Please read it carefully. It contains important information about the processing of your personal data and your rights under applicable data protection laws.
You declare that the data you provide us with, now or in the future, are correct and truthful and you undertake to inform us of any changes to them. In the event of providing personal data of third parties, you undertake to obtain the prior consent of those concerned and to inform them of the content of this policy.
In general, the fields marked as mandatory on our forms must be completed in order to process your requests.
- Who is responsible for the processing of your data? The person responsible for the processing of the personal data collected on this website is HOTEL BENDINAT S.L. (hereinafter, HOTEL BENDINAT), with address at calle Andrés Ferret Sobrat nº 1, 07181 Calvià (Illes Balears); Tel. +34 971 675 725; Email: firstname.lastname@example.org
- What will we process your data for and on what legal basis?
2.1 Management of the relationship with customers and users: We process the data that our customers and users provide in their queries in order to attend to their requests.
This processing is necessary for the execution of the legal relationship with the users of the website or for the implementation of pre-contractual measures at their own request.
2.2 Account management: We process the data that our users provide in the registration form on the website, as well as those registered in their profile, to create and manage their accounts and to give them access to the functionalities available to registered users.

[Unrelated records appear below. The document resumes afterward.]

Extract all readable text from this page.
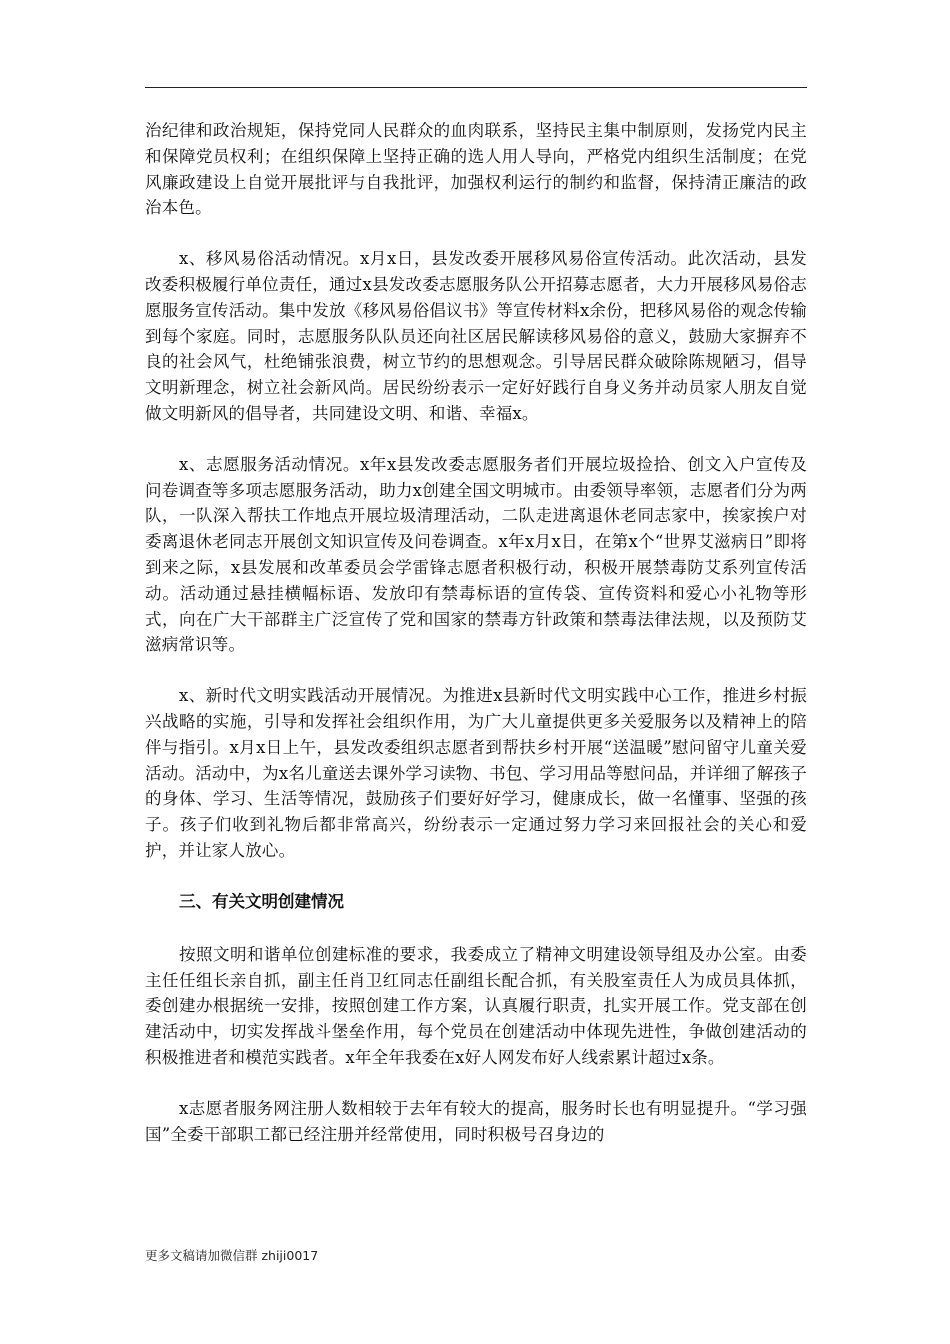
治纪律和政治规矩，保持党同人民群众的血肉联系，坚持民主集中制原则，发扬党内民主和保障党员权利；在组织保障上坚持正确的选人用人导向，严格党内组织生活制度；在党风廉政建设上自觉开展批评与自我批评，加强权利运行的制约和监督，保持清正廉洁的政治本色。

x、移风易俗活动情况。x月x日，县发改委开展移风易俗宣传活动。此次活动，县发改委积极履行单位责任，通过x县发改委志愿服务队公开招募志愿者，大力开展移风易俗志愿服务宣传活动。集中发放《移风易俗倡议书》等宣传材料x余份，把移风易俗的观念传输到每个家庭。同时，志愿服务队队员还向社区居民解读移风易俗的意义，鼓励大家摒弃不良的社会风气，杜绝铺张浪费，树立节约的思想观念。引导居民群众破除陈规陋习，倡导文明新理念，树立社会新风尚。居民纷纷表示一定好好践行自身义务并动员家人朋友自觉做文明新风的倡导者，共同建设文明、和谐、幸福x。

x、志愿服务活动情况。x年x县发改委志愿服务者们开展垃圾捡拾、创文入户宣传及问卷调查等多项志愿服务活动，助力x创建全国文明城市。由委领导率领，志愿者们分为两队，一队深入帮扶工作地点开展垃圾清理活动，二队走进离退休老同志家中，挨家挨户对委离退休老同志开展创文知识宣传及问卷调查。x年x月x日，在第x个“世界艾滋病日”即将到来之际，x县发展和改革委员会学雷锋志愿者积极行动，积极开展禁毒防艾系列宣传活动。活动通过悬挂横幅标语、发放印有禁毒标语的宣传袋、宣传资料和爱心小礼物等形式，向在广大干部群主广泛宣传了党和国家的禁毒方针政策和禁毒法律法规，以及预防艾滋病常识等。

x、新时代文明实践活动开展情况。为推进x县新时代文明实践中心工作，推进乡村振兴战略的实施，引导和发挥社会组织作用，为广大儿童提供更多关爱服务以及精神上的陪伴与指引。x月x日上午，县发改委组织志愿者到帮扶乡村开展“送温暖”慰问留守儿童关爱活动。活动中，为x名儿童送去课外学习读物、书包、学习用品等慰问品，并详细了解孩子的身体、学习、生活等情况，鼓励孩子们要好好学习，健康成长，做一名懂事、坚强的孩子。孩子们收到礼物后都非常高兴，纷纷表示一定通过努力学习来回报社会的关心和爱护，并让家人放心。

三、有关文明创建情况

按照文明和谐单位创建标准的要求，我委成立了精神文明建设领导组及办公室。由委主任任组长亲自抓，副主任肖卫红同志任副组长配合抓，有关股室责任人为成员具体抓，委创建办根据统一安排，按照创建工作方案，认真履行职责，扎实开展工作。党支部在创建活动中，切实发挥战斗堡垒作用，每个党员在创建活动中体现先进性，争做创建活动的积极推进者和模范实践者。x年全年我委在x好人网发布好人线索累计超过x条。

x志愿者服务网注册人数相较于去年有较大的提高，服务时长也有明显提升。“学习强国”全委干部职工都已经注册并经常使用，同时积极号召身边的

更多文稿请加微信群 zhiji0017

These processing operations are necessary for the application of pre-contractual measures at your request.
2.3 Management of accommodation and service bookings: The data provided in the forms for booking accommodation or contracting services will be processed for the management of said bookings and the provision of the services requested. The categories of data we process for these purposes are as follows:
– Identification data (name, surname and ID card/passport) and contact data (address, email and telephone) of the reservation holder;
– Details of the reservation, voucher or service requested.
– Financial and transaction data.
The processing of this data is necessary for the provision of the requested services, the execution of the hosting contract or for the application of pre-contractual measures at your request.
The economic data and data on transactions of goods and services carried out on the website will be processed for accounting and administrative management purposes and the fulfilment of our legal obligations in accounting and tax matters.
2.4 Sending of commercial communications and management of distribution lists: We process the identification and contact data provided by our customers and the people who register on our distribution lists in order to send them communications relating to our products and services.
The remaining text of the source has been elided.